Bantuan yang disalurkan mencakup rehabilitasi medis, dukungan psikologis, serta pendampingan psikososial, sesuai amanat Undang-Undang Nomor 5 Tahun 2018 tentang Pemberantasan Tindak Pidana Terorisme serta Putusan Mahkamah Konstitusi Nomor 103/PUU-XXI/2023 yang kembali membuka pengajuan status korban terorisme.
Kepala BNPT Brigjen Pol Eddy Hartono menegaskan, kerja sama ini memperkuat komitmen negara untuk membantu korban bangkit dan mandiri kembali.
“Kolaborasi BNPT dan Pupuk Indonesia Grup menjadi bukti hadirnya negara dalam mendampingi para korban untuk kembali bangkit dan mandiri,” jelas Kepala BNPT Eddy Hartono di Bogor pada Kamis 27 November.
Selama periode 2022–2024, Pupuk Indonesia Grup telah menyalurkan bantuan total Rp1,924 miliar kepada 101 korban terorisme. Pada 2025, perusahaan BUMN pupuk itu kembali mengalokasikan Rp608 juta khusus untuk 96 penyintas.
Sementara itu, Direktur Utama PT Pupuk Indonesia (Persero) Tina T. Kemala Intan menyatakan komitmen perusahaan tidak hanya pada pemulihan korban, tetapi juga pencegahan radikalisme.
“Upaya pemulihan korban tindak pidana terorisme merupakan wujud nyata untuk membangun masyarakat yang tangguh, inklusif, dan berdaya.

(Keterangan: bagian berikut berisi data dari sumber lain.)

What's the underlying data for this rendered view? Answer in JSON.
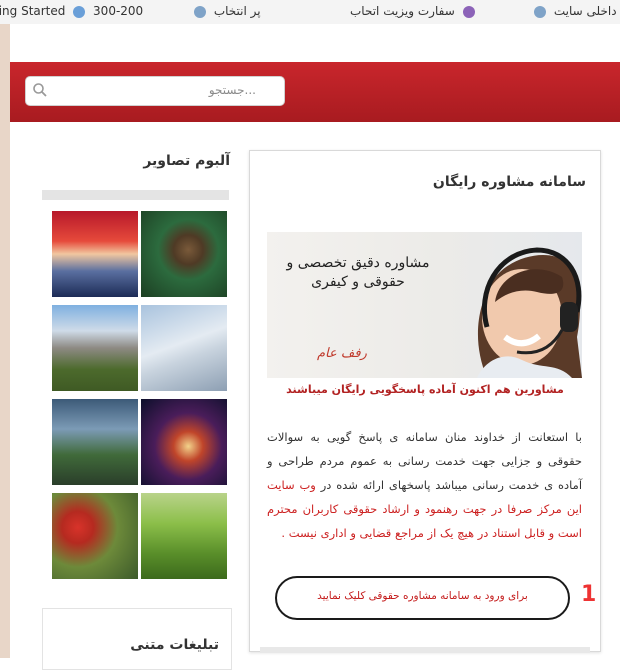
{
  "bookmarks": [
    {
      "label": "ting Started",
      "icon": "globe-icon"
    },
    {
      "label": "300-200",
      "icon": "globe-icon"
    },
    {
      "label": "پر انتخاب",
      "icon": "globe-icon"
    },
    {
      "label": "سفارت ویزیت اتحاب",
      "icon": "globe-icon"
    },
    {
      "label": "ث داخلی سایت",
      "icon": "globe-icon"
    }
  ],
  "search": {
    "placeholder": "جستجو..."
  },
  "sidebar": {
    "gallery_title": "آلبوم تصاویر",
    "ads_title": "تبلیغات متنی"
  },
  "card": {
    "title": "سامانه مشاوره رایگان",
    "banner_text": "مشاوره دقیق تخصصی و حقوقی و کیفری",
    "banner_sign": "رفف عام",
    "headline": "مشاورین هم اکنون آماده پاسخگویی رایگان میباشند",
    "paragraph_black": "با استعانت از خداوند منان سامانه ی پاسخ گویی به سوالات حقوقی و جزایی جهت خدمت رسانی به عموم مردم طراحی و آماده ی خدمت رسانی میباشد پاسخهای ارائه شده در",
    "paragraph_red": "وب سایت این مرکز صرفا در جهت رهنمود و ارشاد حقوقی کاربران محترم است و قابل استناد در هیچ یک از مراجع قضایی و اداری نیست .",
    "cta_link": "برای ورود به سامانه مشاوره حقوقی کلیک نمایید"
  },
  "annotation": {
    "number": "1"
  },
  "colors": {
    "header_red": "#c9262c",
    "link_red": "#c41a1a",
    "annotation_red": "#e33333"
  }
}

Kami pun akan tetap berkomitmen dalam rangka pemulihan korban dan melanjutkan sinergisitas pencegahan dan penanggulangan terorisme,” katanya.
Salah satu penerima bantuan asal Poso, Sulawesi Tengah, Mariane Ka’awoan, menyampaikan rasa syukur dan harapannya.
“Saya mengucapkan terima kasih yang sebesar-besarnya kepada Pupuk Indonesia Group atas kepedulian dan dukungannya. Terima kasih juga kepada BNPT yang tidak pernah berhenti mendampingi kami dalam proses pemulihan fisik, psikologis, dan kehidupan kami secara menyeluruh. Semoga Pupuk Indonesia Group semakin maju, semakin kuat, dan terus menjadi teladan dalam memberikan kontribusi sosial bagi bangsa,” ucapnya haru.
Penyerahan bantuan ini menjadi sinyal kuat bahwa negara dan korporasi dapat bersinergi menciptakan ekosistem pemulihan yang berkelanjutan bagi korban terorisme di Indonesia.